La administración de Donald Trump ha presentado su hoja de ruta para la defensa del ciberespacio, un plan ambicioso que busca no solo proteger las redes gubernamentales, sino también cambiar las reglas del juego frente a hackers y potencias extranjeras.
La estrategia se basa en una colaboración sin precedentes entre el gobierno y el sector privado.
Entre los puntos más destacados se encuentra el uso de Inteligencia Artificial para la detección temprana de ataques y la implementación de criptografía post-cuántica para asegurar la infraestructura crítica (banca, energía y salud).
Además, el plan enfatiza la creación de una «fuerza laboral cibernética» mediante programas de formación masiva, reconociendo que el talento humano es la primera línea de defensa en la guerra digital del siglo XXI.

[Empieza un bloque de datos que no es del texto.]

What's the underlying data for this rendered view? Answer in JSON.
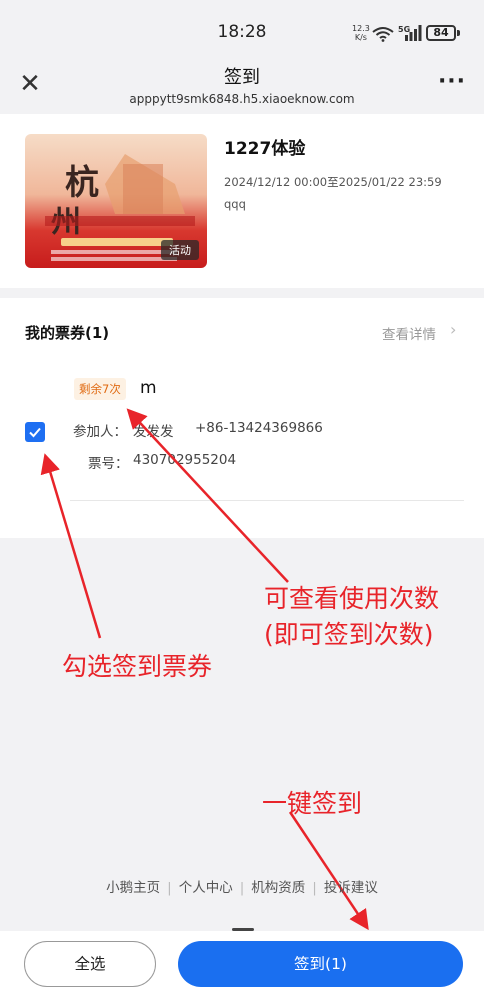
{
  "status_bar": {
    "time": "18:28",
    "net_speed_value": "12.3",
    "net_speed_unit": "K/s",
    "network": "5G",
    "battery": "84"
  },
  "nav": {
    "title": "签到",
    "url": "apppytt9smk6848.h5.xiaoeknow.com",
    "close_icon": "close-icon",
    "more_icon": "more-icon"
  },
  "event": {
    "title": "1227体验",
    "time_range": "2024/12/12 00:00至2025/01/22 23:59",
    "description": "qqq",
    "poster_tag": "活动"
  },
  "tickets": {
    "section_title": "我的票券(1)",
    "view_details": "查看详情",
    "items": [
      {
        "remaining_badge": "剩余7次",
        "name": "m",
        "checked": true,
        "attendee_label": "参加人：",
        "attendee_name": "发发发",
        "attendee_phone": "+86-13424369866",
        "ticket_no_label": "票号：",
        "ticket_no": "430702955204"
      }
    ]
  },
  "footer": {
    "links": [
      "小鹅主页",
      "个人中心",
      "机构资质",
      "投诉建议"
    ]
  },
  "bottom_bar": {
    "select_all": "全选",
    "checkin_button": "签到(1)"
  },
  "annotations": {
    "usage_line1": "可查看使用次数",
    "usage_line2": "(即可签到次数)",
    "check_ticket": "勾选签到票券",
    "one_click": "一键签到",
    "color": "#e8242a"
  },
  "colors": {
    "primary": "#1a6ff0",
    "badge_text": "#e06a12",
    "badge_bg": "#fdf1e3"
  }
}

1 Golpe a los adversarios: No más ataques sin respuesta. Se busca aumentar el costo para los hackers y desmantelar redes criminales junto al sector privado.
2 Infraestructura Crítica: Blindaje total a hospitales, bancos, energía y telecomunicaciones con tecnología 100% estadounidense.

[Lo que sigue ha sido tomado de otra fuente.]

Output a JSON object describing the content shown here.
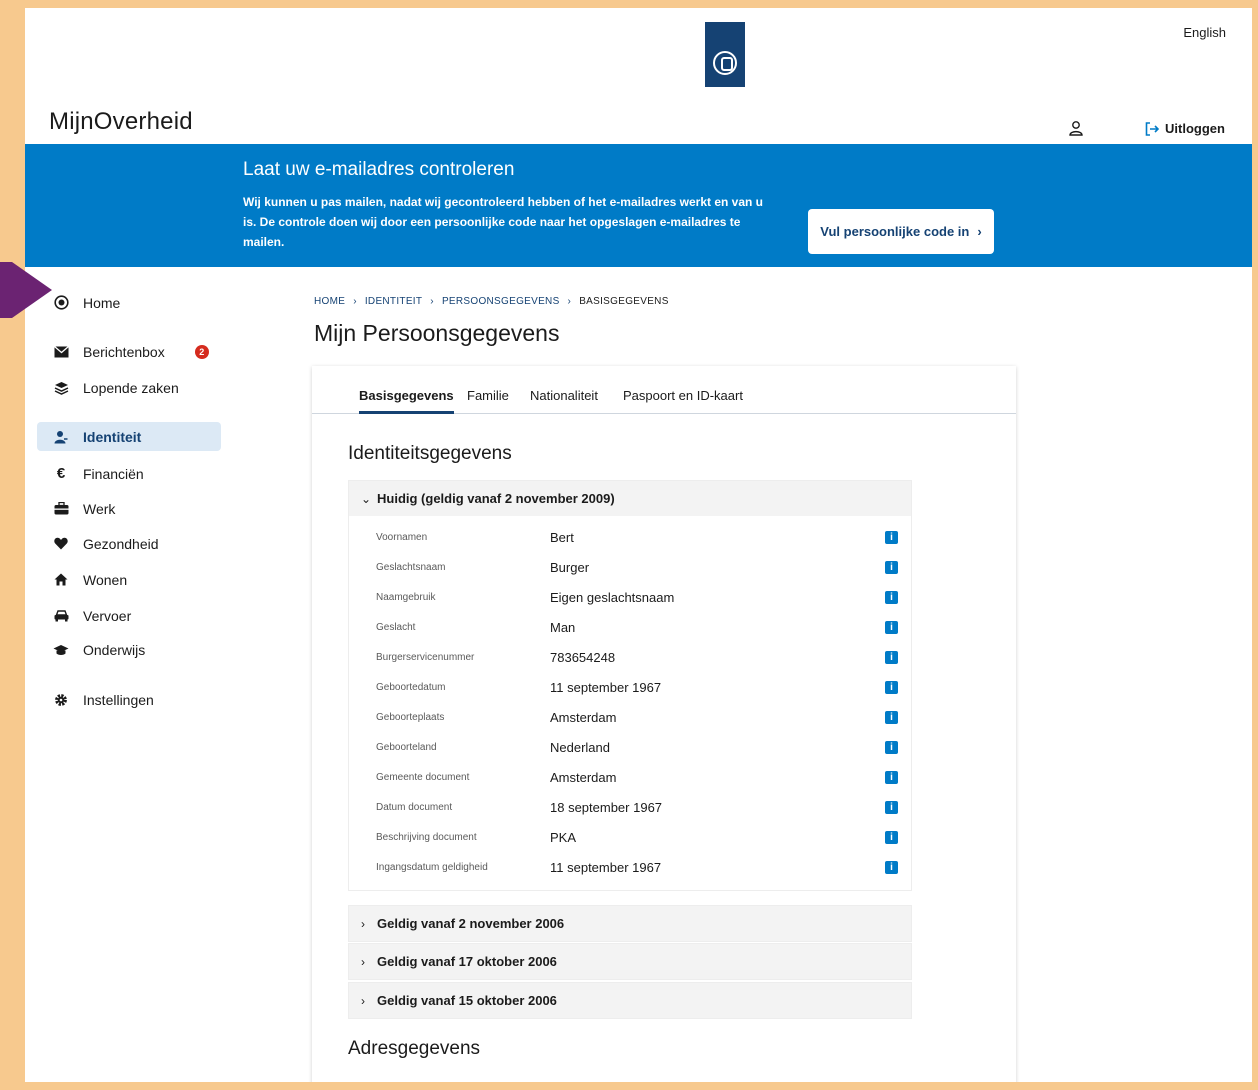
{
  "header": {
    "language": "English",
    "brand": "MijnOverheid",
    "logout": "Uitloggen"
  },
  "banner": {
    "title": "Laat uw e-mailadres controleren",
    "text": "Wij kunnen u pas mailen, nadat wij gecontroleerd hebben of het e-mailadres werkt en van u is. De controle doen wij door een persoonlijke code naar het opgeslagen e-mailadres te mailen.",
    "button": "Vul persoonlijke code in"
  },
  "sidebar": {
    "items": [
      {
        "label": "Home",
        "icon": "target-icon"
      },
      {
        "label": "Berichtenbox",
        "icon": "envelope-icon",
        "badge": "2"
      },
      {
        "label": "Lopende zaken",
        "icon": "layers-icon"
      },
      {
        "label": "Identiteit",
        "icon": "user-icon",
        "active": true
      },
      {
        "label": "Financiën",
        "icon": "euro-icon"
      },
      {
        "label": "Werk",
        "icon": "briefcase-icon"
      },
      {
        "label": "Gezondheid",
        "icon": "heart-icon"
      },
      {
        "label": "Wonen",
        "icon": "house-icon"
      },
      {
        "label": "Vervoer",
        "icon": "car-icon"
      },
      {
        "label": "Onderwijs",
        "icon": "graduation-cap-icon"
      },
      {
        "label": "Instellingen",
        "icon": "gear-icon"
      }
    ]
  },
  "breadcrumb": [
    "HOME",
    "IDENTITEIT",
    "PERSOONSGEGEVENS",
    "BASISGEGEVENS"
  ],
  "page_title": "Mijn Persoonsgegevens",
  "tabs": [
    "Basisgegevens",
    "Familie",
    "Nationaliteit",
    "Paspoort en ID-kaart"
  ],
  "section": {
    "title": "Identiteitsgegevens",
    "current": {
      "heading": "Huidig (geldig vanaf 2 november 2009)",
      "rows": [
        {
          "label": "Voornamen",
          "value": "Bert"
        },
        {
          "label": "Geslachtsnaam",
          "value": "Burger"
        },
        {
          "label": "Naamgebruik",
          "value": "Eigen geslachtsnaam"
        },
        {
          "label": "Geslacht",
          "value": "Man"
        },
        {
          "label": "Burgerservicenummer",
          "value": "783654248"
        },
        {
          "label": "Geboortedatum",
          "value": "11 september 1967"
        },
        {
          "label": "Geboorteplaats",
          "value": "Amsterdam"
        },
        {
          "label": "Geboorteland",
          "value": "Nederland"
        },
        {
          "label": "Gemeente document",
          "value": "Amsterdam"
        },
        {
          "label": "Datum document",
          "value": "18 september 1967"
        },
        {
          "label": "Beschrijving document",
          "value": "PKA"
        },
        {
          "label": "Ingangsdatum geldigheid",
          "value": "11 september 1967"
        }
      ]
    },
    "history": [
      "Geldig vanaf 2 november 2006",
      "Geldig vanaf 17 oktober 2006",
      "Geldig vanaf 15 oktober 2006"
    ]
  },
  "address_title": "Adresgegevens",
  "colors": {
    "banner": "#007bc7",
    "brand_dark": "#154273",
    "badge": "#d52b1e",
    "frame": "#f7c98e",
    "arrow": "#6b2372"
  }
}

3 IA y Modernización: Redes federales más rápidas y seguras usando Inteligencia Artificial para detectar intrusos en tiempo real.
4 Talento Estratégico: Formación masiva de expertos en escuelas y universidades. ¡La próxima generación de guerreros digitales!
5 Regulación Ágil: Menos burocracia para que las empresas puedan reaccionar rápido ante las amenazas tecnológicas.
6 Superioridad Tecnológica: Liderazgo en Blockchain y criptografía para frenar la vigilancia de plataformas extranjeras.